Error after submission and the container isn't getting cleanly terminated locally
A critical bug in the AI for Industry Challenge platform prevents Docker containers from exiting cleanly, halting submissions.
A significant technical bug is disrupting the "AI for Industry Challenge," a competition likely focused on deploying AI in industrial or robotic settings. A participant, Sreekar, detailed on April 20, 2026, that their model submission fails because the evaluation environment's Docker containers do not exit cleanly. The core of the problem is an assertion failure (`Assertion 'numThreadHandles < 128' failed`) in the Ogre3D graphics engine's threading code, which is being used within a ROS 2 (Robot Operating System 2) component container. This crash causes the container process to die with exit code -6, leaving the Docker Compose stack hanging and requiring manual termination with Ctrl+C.
Despite the evaluation logic completing successfully, this termination failure prevents the submission system from finalizing the run and providing a score. The participant confirmed that the proper shutdown parameter (`shutdown_on_aic_engine_exit:=true`) was set, indicating the bug is external to their code. The issue is compounded by a lack of accessible error logs from the submission system, despite recent platform changes intended to increase log visibility. This has created a blocker for multiple participants, as evidenced by related forum topics discussing similar submission and container errors, effectively stalling progress in the competition.

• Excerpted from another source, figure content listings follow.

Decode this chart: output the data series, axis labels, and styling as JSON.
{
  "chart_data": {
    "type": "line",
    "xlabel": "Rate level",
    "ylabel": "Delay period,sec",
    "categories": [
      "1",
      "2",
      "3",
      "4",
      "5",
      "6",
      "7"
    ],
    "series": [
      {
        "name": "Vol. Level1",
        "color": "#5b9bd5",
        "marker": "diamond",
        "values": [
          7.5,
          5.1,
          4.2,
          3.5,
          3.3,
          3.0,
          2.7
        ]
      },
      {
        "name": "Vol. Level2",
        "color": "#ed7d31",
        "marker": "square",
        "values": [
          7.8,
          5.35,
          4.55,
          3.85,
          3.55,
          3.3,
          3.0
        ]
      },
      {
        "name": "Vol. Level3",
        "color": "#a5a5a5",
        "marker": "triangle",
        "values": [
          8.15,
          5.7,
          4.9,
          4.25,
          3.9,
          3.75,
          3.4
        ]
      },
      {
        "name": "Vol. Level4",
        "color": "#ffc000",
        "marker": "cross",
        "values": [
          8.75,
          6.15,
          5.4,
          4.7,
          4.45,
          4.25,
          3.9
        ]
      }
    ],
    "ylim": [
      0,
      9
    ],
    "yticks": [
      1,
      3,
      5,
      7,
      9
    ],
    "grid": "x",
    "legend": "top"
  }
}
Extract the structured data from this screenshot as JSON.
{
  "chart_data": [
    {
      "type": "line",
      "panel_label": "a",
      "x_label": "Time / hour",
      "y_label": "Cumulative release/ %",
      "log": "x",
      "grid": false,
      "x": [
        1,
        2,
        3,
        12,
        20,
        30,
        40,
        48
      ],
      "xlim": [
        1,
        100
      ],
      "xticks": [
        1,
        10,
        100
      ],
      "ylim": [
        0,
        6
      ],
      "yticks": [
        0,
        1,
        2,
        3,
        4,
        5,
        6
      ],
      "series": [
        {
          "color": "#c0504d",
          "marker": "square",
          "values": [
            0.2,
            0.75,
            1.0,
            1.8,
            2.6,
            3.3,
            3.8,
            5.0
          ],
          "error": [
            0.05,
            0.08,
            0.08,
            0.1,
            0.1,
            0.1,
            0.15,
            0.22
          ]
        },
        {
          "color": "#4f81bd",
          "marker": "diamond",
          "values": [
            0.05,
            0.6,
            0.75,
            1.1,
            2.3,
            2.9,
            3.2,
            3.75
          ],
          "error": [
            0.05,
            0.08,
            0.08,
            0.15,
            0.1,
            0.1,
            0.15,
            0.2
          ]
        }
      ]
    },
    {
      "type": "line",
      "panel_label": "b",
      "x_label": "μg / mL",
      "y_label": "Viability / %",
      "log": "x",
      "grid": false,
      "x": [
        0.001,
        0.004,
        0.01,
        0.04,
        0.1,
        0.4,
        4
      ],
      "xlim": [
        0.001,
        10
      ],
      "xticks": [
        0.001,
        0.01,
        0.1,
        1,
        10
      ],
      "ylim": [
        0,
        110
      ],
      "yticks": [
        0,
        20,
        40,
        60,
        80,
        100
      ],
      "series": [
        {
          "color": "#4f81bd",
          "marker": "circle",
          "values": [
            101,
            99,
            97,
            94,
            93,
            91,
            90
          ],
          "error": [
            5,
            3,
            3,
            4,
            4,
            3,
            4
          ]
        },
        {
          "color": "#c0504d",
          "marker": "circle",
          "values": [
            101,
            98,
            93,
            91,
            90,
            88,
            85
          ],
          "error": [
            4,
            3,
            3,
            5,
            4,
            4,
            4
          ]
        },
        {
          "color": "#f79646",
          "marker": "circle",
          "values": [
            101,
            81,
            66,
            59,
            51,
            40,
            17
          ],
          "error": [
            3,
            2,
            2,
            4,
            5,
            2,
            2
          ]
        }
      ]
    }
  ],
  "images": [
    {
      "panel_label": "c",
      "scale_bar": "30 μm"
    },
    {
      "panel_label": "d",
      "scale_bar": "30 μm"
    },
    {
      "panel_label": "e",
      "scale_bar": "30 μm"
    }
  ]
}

- A fatal assertion failure in the Ogre3D threading library (`numThreadHandles < 128`) crashes the ROS 2 component container.
- The bug prevents Docker containers from terminating cleanly post-evaluation, forcing manual intervention and causing submissions to fail silently.
- The issue blocks scoring and is widespread, with multiple related support threads from other participants experiencing similar container errors.
Why It Matters
This bug halts progress in a major AI competition, preventing the evaluation of industrial AI models and wasting developer time.